La plupart des internautes ne connaissent rien, ou presque, du Web. Seule une partie infime de ses ressources nous sont accessibles, généralement via des moteurs de recherche. «Certains estiment que Google, Microsoft et Yahoo ne nous donnent accès qu’à 5% du contenu du Web», explique Chris White, dans une interview accordée à la chaîne américaine CBS. Cette partie inconnue du Web est généralement appelée le «Deep Web», ou le Web profond. Elle est surtout constituée de pages non indexées par les moteurs de recherche classique ou protégées par un logiciel spécifique, comme Tor. Ces pages secrètes sont le terrain de jeu de différents réseaux criminels. Elles sont aussi l’outil de travail de Chris White. Cet ingénieur du DARPA, un laboratoire de recherche de l’armée américaine, a mis au point un programme capable de dévoiler ce Web caché. Il est baptisé Memex, une combination de «mémoire» et «index».
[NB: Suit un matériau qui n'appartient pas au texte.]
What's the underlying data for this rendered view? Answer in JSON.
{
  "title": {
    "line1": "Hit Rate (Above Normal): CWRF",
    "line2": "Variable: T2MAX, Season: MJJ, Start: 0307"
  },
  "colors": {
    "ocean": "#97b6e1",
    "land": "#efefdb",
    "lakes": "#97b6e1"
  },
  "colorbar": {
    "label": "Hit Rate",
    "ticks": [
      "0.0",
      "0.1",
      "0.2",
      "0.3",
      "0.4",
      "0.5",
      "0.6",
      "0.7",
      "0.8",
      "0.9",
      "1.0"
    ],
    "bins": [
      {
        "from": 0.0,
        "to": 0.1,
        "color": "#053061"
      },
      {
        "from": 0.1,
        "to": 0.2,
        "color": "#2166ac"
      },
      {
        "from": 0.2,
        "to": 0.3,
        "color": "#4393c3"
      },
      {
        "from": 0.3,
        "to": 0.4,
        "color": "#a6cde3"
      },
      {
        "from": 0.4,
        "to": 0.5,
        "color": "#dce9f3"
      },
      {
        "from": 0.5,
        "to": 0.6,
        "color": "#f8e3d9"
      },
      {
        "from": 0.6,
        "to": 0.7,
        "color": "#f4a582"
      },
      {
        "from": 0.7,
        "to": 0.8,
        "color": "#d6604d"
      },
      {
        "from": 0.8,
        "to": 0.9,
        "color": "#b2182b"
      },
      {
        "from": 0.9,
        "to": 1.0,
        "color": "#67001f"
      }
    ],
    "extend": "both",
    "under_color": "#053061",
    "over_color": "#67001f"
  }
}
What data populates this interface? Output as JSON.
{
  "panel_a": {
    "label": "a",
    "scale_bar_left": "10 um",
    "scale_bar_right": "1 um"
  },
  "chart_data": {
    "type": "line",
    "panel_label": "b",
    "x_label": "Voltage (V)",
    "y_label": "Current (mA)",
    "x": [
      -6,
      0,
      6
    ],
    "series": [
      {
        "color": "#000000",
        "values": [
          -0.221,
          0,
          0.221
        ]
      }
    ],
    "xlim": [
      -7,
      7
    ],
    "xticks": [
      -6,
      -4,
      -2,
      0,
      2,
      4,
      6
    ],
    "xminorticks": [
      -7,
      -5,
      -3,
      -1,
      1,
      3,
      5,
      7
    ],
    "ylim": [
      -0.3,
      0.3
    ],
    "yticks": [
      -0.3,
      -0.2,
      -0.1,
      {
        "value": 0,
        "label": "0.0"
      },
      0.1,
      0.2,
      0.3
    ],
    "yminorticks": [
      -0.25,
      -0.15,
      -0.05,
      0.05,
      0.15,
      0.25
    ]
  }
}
Analyser un très grand nombre de données

Le projet permet d’effectuer des recherches thématiques sur ces pages invisibles. Les moteurs de recherche repèrent et classent généralement les pages Web en fonction de leur popularité, par exemple le nombre de visites ou le nombre de sites qui y font référence au travers de liens. On y accède ensuite par des mots-clés, qui doivent être le plus précis possible afin de trouver la page souhaitée.
C’est cette logique que souhaite renverser Memex. Le programme fonctionne comme une surcouche au-dessus d’un moteur de recherche classique. Lorsqu’un utilisateur effectue une recherche et clique sur un lien, il extrait une multitude d’autres informations en rapport avec son contenu. Memex ne se contente pas de récupérer les informations indexées par Google ou Bing. Il analyse d’autres données du Web non répertoriées, comme les pages du réseau anonyme Tor. Il sait aussi établir des liens entre les pages selon les bandeaux publicitaires qu’elles partagent. Les informations peuvent être présentées sous différents formats, par exemple une carte ou une frise chronologique, plutôt que grâce à une simple liste où les résultats les plus populaires sont présentés en premier. «Nous voulons que les résultats de recherche s’adaptent aux utilisateurs, et non le contraire», résume Chris White.
Un test sur les réseaux de prostitution

Memex est pour le moment développé comme un outil pour le département américain de Défense. Il a déjà été testé lors du Super Bowl, afin de surveiller les réseaux de prostitution. Memex était capable de repérer de nombreuses pages cachées faisant la promotion de services sexuels, puis de récupérer des données permettant d’identifier le lieu de leur publication: géolocalisation d’un appareil, adresse IP, numéro de téléphone ou une adresse mentionnée dans la réclame. Elles étaient ensuite compilées, recoupées puis associées aux photos de femmes figurant sur ces pages. De cette manière, Memex pouvait repérer les mouvements de différentes prostituées sur une carte, et faciliter le travail de la police. Ce travail a été salué par Barack Obama dans le cadre de son rapport sur le Big Data, publié en janvier. «Il s’agit d’un bel exemple de la manière dont le Big Data peut aider à protéger les personnes vulnérables», a expliqué le président des États-Unis.
L’ingénieur cite d’autres exemples où Memex pourrait aider à repérer l’avancée géographique de données, par exemple dans le cas de l’épidémie d’Ebola. La DARPA précise tout de même que Memex n’a pas l’intention de récupérer des informations qui n’ont pas pour but d’être publiques (par exemple une page Facebook privée) ou de désanonymiser des services anonymes. «La plupart des personnes qui utilisent Internet le font pour de bonnes raisons», affirme Dan Kaufman, du DARPA. «Mais il existe aussi des parasites et nous voulons les empêcher d’utiliser Internet contre nous.»
Le développement de Memex aurait coûté entre 10 et 20 millions de dollars. S’il est pour le moment conçu pour aider les enquêtes de police, le programme pourrait aussi à terme aider les recherches des particuliers. Il est néanmoins peu probable que sa logique soit adoptée par Google ou Bing. Ces entreprises privées ont surtout intérêt à répertorier des liens très fréquentés, et donc à fort potentiel de revenus publicitaires.